New York has become the first city to adopt software developed by the National Renewable Energy Laboratory that aims to help building owners meet electrification goals.

The software, BuildingSync, helps building owners make smart renovation investments by allowing “data to be more easily aggregated, compared, and exchanged between different databases and software tools, streamlining the energy audit process,” Lauren Adams, data science researcher in NREL’s building technologies and science center who took the lead in developing the software, said in a statement.

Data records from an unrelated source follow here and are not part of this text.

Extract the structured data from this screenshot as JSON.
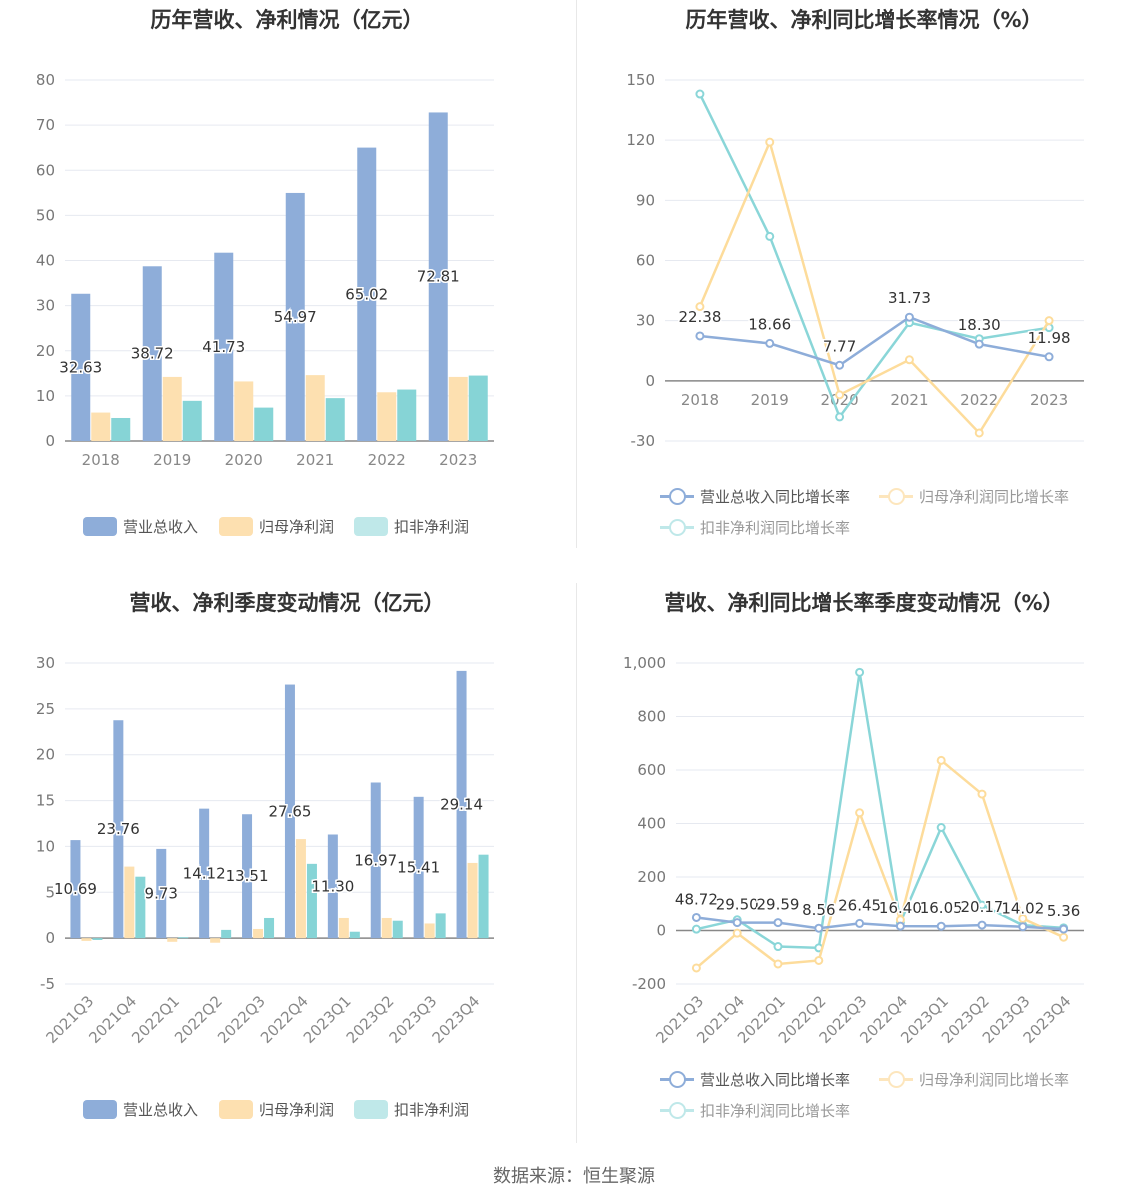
{
  "colors": {
    "revenue": "#8eadd9",
    "net_profit": "#fde0b0",
    "deducted": "#86d4d6",
    "line_revenue": "#8eadd9",
    "line_net": "#fddc9b",
    "line_deducted": "#8ad6d8"
  },
  "source": "数据来源：恒生聚源",
  "chart_data": [
    {
      "id": "annual_values",
      "type": "bar",
      "title": "历年营收、净利情况（亿元）",
      "categories": [
        "2018",
        "2019",
        "2020",
        "2021",
        "2022",
        "2023"
      ],
      "ylim": [
        0,
        80
      ],
      "yticks": [
        0,
        10,
        20,
        30,
        40,
        50,
        60,
        70,
        80
      ],
      "series": [
        {
          "name": "营业总收入",
          "values": [
            32.63,
            38.72,
            41.73,
            54.97,
            65.02,
            72.81
          ],
          "labels": [
            "32.63",
            "38.72",
            "41.73",
            "54.97",
            "65.02",
            "72.81"
          ]
        },
        {
          "name": "归母净利润",
          "values": [
            6.3,
            14.2,
            13.2,
            14.6,
            10.8,
            14.2
          ]
        },
        {
          "name": "扣非净利润",
          "values": [
            5.1,
            8.9,
            7.4,
            9.5,
            11.4,
            14.5
          ]
        }
      ]
    },
    {
      "id": "annual_growth",
      "type": "line",
      "title": "历年营收、净利同比增长率情况（%）",
      "categories": [
        "2018",
        "2019",
        "2020",
        "2021",
        "2022",
        "2023"
      ],
      "ylim": [
        -30,
        150
      ],
      "yticks": [
        -30,
        0,
        30,
        60,
        90,
        120,
        150
      ],
      "series": [
        {
          "name": "营业总收入同比增长率",
          "values": [
            22.38,
            18.66,
            7.77,
            31.73,
            18.3,
            11.98
          ],
          "labels": [
            "22.38",
            "18.66",
            "7.77",
            "31.73",
            "18.30",
            "11.98"
          ]
        },
        {
          "name": "归母净利润同比增长率",
          "values": [
            37,
            119,
            -7,
            10.5,
            -26,
            30
          ]
        },
        {
          "name": "扣非净利润同比增长率",
          "values": [
            143,
            72,
            -18,
            29,
            21,
            26.5
          ]
        }
      ]
    },
    {
      "id": "quarterly_values",
      "type": "bar",
      "title": "营收、净利季度变动情况（亿元）",
      "categories": [
        "2021Q3",
        "2021Q4",
        "2022Q1",
        "2022Q2",
        "2022Q3",
        "2022Q4",
        "2023Q1",
        "2023Q2",
        "2023Q3",
        "2023Q4"
      ],
      "ylim": [
        -5,
        30
      ],
      "yticks": [
        -5,
        0,
        5,
        10,
        15,
        20,
        25,
        30
      ],
      "series": [
        {
          "name": "营业总收入",
          "values": [
            10.69,
            23.76,
            9.73,
            14.12,
            13.51,
            27.65,
            11.3,
            16.97,
            15.41,
            29.14
          ],
          "labels": [
            "10.69",
            "23.76",
            "9.73",
            "14.12",
            "13.51",
            "27.65",
            "11.30",
            "16.97",
            "15.41",
            "29.14"
          ]
        },
        {
          "name": "归母净利润",
          "values": [
            -0.3,
            7.8,
            -0.4,
            -0.5,
            1.0,
            10.8,
            2.2,
            2.2,
            1.6,
            8.2
          ]
        },
        {
          "name": "扣非净利润",
          "values": [
            -0.2,
            6.7,
            0.1,
            0.9,
            2.2,
            8.1,
            0.7,
            1.9,
            2.7,
            9.1
          ]
        }
      ]
    },
    {
      "id": "quarterly_growth",
      "type": "line",
      "title": "营收、净利同比增长率季度变动情况（%）",
      "categories": [
        "2021Q3",
        "2021Q4",
        "2022Q1",
        "2022Q2",
        "2022Q3",
        "2022Q4",
        "2023Q1",
        "2023Q2",
        "2023Q3",
        "2023Q4"
      ],
      "ylim": [
        -200,
        1000
      ],
      "yticks": [
        -200,
        0,
        200,
        400,
        600,
        800,
        1000
      ],
      "ytick_labels": [
        "-200",
        "0",
        "200",
        "400",
        "600",
        "800",
        "1,000"
      ],
      "series": [
        {
          "name": "营业总收入同比增长率",
          "values": [
            48.72,
            29.5,
            29.59,
            8.56,
            26.45,
            16.4,
            16.05,
            20.17,
            14.02,
            5.36
          ],
          "labels": [
            "48.72",
            "29.50",
            "29.59",
            "8.56",
            "26.45",
            "16.40",
            "16.05",
            "20.17",
            "14.02",
            "5.36"
          ]
        },
        {
          "name": "归母净利润同比增长率",
          "values": [
            -140,
            -10,
            -125,
            -112,
            440,
            40,
            636,
            510,
            45,
            -25
          ]
        },
        {
          "name": "扣非净利润同比增长率",
          "values": [
            5,
            40,
            -60,
            -65,
            965,
            30,
            385,
            95,
            20,
            10
          ]
        }
      ]
    }
  ]
}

New York City adopted the “BuildingSync platform to identify, prioritize, and reduce emissions across its nearly billion-square-feet assortment of buildings,” Ben Levine, buildee program manager, said in a statement. “With this BuildingSync integration, building owners across the city now can access a centralized energy management platform to track climate action goals, map actions to those goals, and comply with local laws, all while reducing their utility costs and adding value to their buildings.”

"Every building is unique," Nicholas Long, NREL senior research engineer, said in a statement. “The only way to address energy and decarbonization compliance is through data management tools that help people continuously track building performance and to look at the bigger picture.”

Building data management involves a range of information, including heating-ventilation-air-conditioning systems, windows, architecture, insulation, and regional climate. By creating a standardized language to easily aggregate, compare, and exchange energy data between vendors, BuildingSync helps cities make progress toward benchmarking goals, auditing compliance, evaluating program performance, and analyzing trends, NREL said.

The Department of Energy’s Building Technologies Office funded development of the software, which was incorporated by buildee, a software platform used by utilities, municipalities, property owners, and energy services providers to rapidly identify and prioritize energy and carbon dioxide reduction opportunities in commercial buildings.

 

The New York City’s Department of Citywide Administrative Services and Department of Energy Management also contributed to the development of BuildingSync capabilities within buildee that streamline compliance and reporting for mandated energy audits for commercial buildings in the city.

 

The project is ongoing, so the focus is about how the technology helps streamline local compliance into the buildee product for market use, Levine said. The goal is to provide tools to help private owners and municipalities make educated investment decisions around energy efficiency and decarbonization, he said.

NREL said the BuildingSync team is in the process of informing more cities nationwide about how the software can streamline the energy audit process for them.